Think about the perverse mathematics at play here: each NHS doctor diverted to private practice leaves a gap in NHS care. When GPs funnel patients to private providers, they’re not eliminating waiting lists – they’re merely shuffling them around while feeding an industry that profits from the NHS’s manufactured scarcity. It’s a calculated spiral: longer NHS waiting times drive more patients to private care, which pulls more doctors away from NHS work, which further lengthens waiting times. This isn’t a solution to the crisis; it’s a business model built on perpetuating it. Labour’s £20 referral incentive isn’t breaking this cycle – it’s institutionalising it, using public money to accelerate the very problem it claims to solve.
Adding insult to injury…This transformation isn’t just damaging the NHS – it’s gutting it from within. Under Blair’s “payment by results” system, hospitals are funded based on the treatments they provide. When wealthy patients opt for private care, NHS hospitals lose vital funding. The vicious cycle is devastatingly simple: reduced funding leads to longer waiting lists, driving more patients to private care, further depleting NHS resources. Meanwhile, private providers cream off the easy cases while leaving the NHS to handle the complex, expensive treatments their business model can’t profit from.

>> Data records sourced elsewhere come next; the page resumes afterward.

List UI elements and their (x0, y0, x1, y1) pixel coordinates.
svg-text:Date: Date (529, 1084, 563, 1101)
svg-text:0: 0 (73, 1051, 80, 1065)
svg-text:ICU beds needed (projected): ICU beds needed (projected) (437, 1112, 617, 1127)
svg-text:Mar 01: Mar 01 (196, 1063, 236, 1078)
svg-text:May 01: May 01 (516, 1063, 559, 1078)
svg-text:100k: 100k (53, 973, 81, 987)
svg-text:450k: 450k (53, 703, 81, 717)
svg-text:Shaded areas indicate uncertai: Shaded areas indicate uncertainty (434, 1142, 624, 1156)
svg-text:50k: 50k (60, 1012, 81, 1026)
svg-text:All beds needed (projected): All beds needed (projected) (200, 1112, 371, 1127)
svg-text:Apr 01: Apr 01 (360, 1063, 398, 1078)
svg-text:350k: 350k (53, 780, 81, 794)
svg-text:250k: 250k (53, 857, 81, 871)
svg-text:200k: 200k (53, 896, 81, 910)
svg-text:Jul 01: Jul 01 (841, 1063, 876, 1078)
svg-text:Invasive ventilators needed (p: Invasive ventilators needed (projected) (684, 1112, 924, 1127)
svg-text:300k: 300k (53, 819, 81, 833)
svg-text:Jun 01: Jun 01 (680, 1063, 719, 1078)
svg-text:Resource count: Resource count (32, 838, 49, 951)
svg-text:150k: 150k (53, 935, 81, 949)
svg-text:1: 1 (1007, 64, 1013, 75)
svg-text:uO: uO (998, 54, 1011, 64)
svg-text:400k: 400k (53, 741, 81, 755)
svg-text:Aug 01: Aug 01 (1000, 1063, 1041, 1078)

The cruel irony cuts deep: even the wealthy can’t entirely escape the NHS neither can the rest of us. When heart attacks strike or cancer requires complex treatment, private hospitals shuttle patients to NHS facilities. Yet Labour’s policies accelerate this creation of a two-tier system where the NHS becomes a safety net for private healthcare’s rejects – the patients deemed too costly or complicated for profit-driven care.
After 14 years of Tory devastation and austerity, the NHS needs massive investment in public healthcare, not schemes that funnel taxpayer money to private providers. We need more NHS facilities, more training programs, more staff – and crucially, a functioning social care system to end bed blocking. Yet we’re told to wait until 2028 for Streeting’s viable plan. It begs the question: what exactly was Labour doing in opposition if not planning for real change?
When Bevan founded the NHS in 1948, he famously “stuffed doctors’ mouths with gold” to win their support, allowing consultants to see private patients alongside NHS work. But today’s reality is stark: every hour your NHS doctor spends operating in a private hospital is an hour stolen from public healthcare. Every nurse recruited by a private provider is one fewer caring for NHS patients.
The choice before us isn’t between public and private healthcare – it’s between preserving a universal system that serves everyone equally and surrendering to a fragmented market where care depends on wealth. Every pound diverted to private providers is a pound taken from the NHS, every patient redirected to private care weakens the system that serves us all.
The NHS isn’t failing; it’s being failed. Failed by deliberate underfunding, failed by stealth privatisation, and now failed by those claiming to be its defenders while facilitating its demise. If we want to save it, we must demand more than hollow promises and private sector schemes. We need a genuine commitment to public healthcare – one that puts patients before profits and public service before private gain.
Because once the NHS is fully marketised, there’s no going back. And that’s exactly what some are counting on.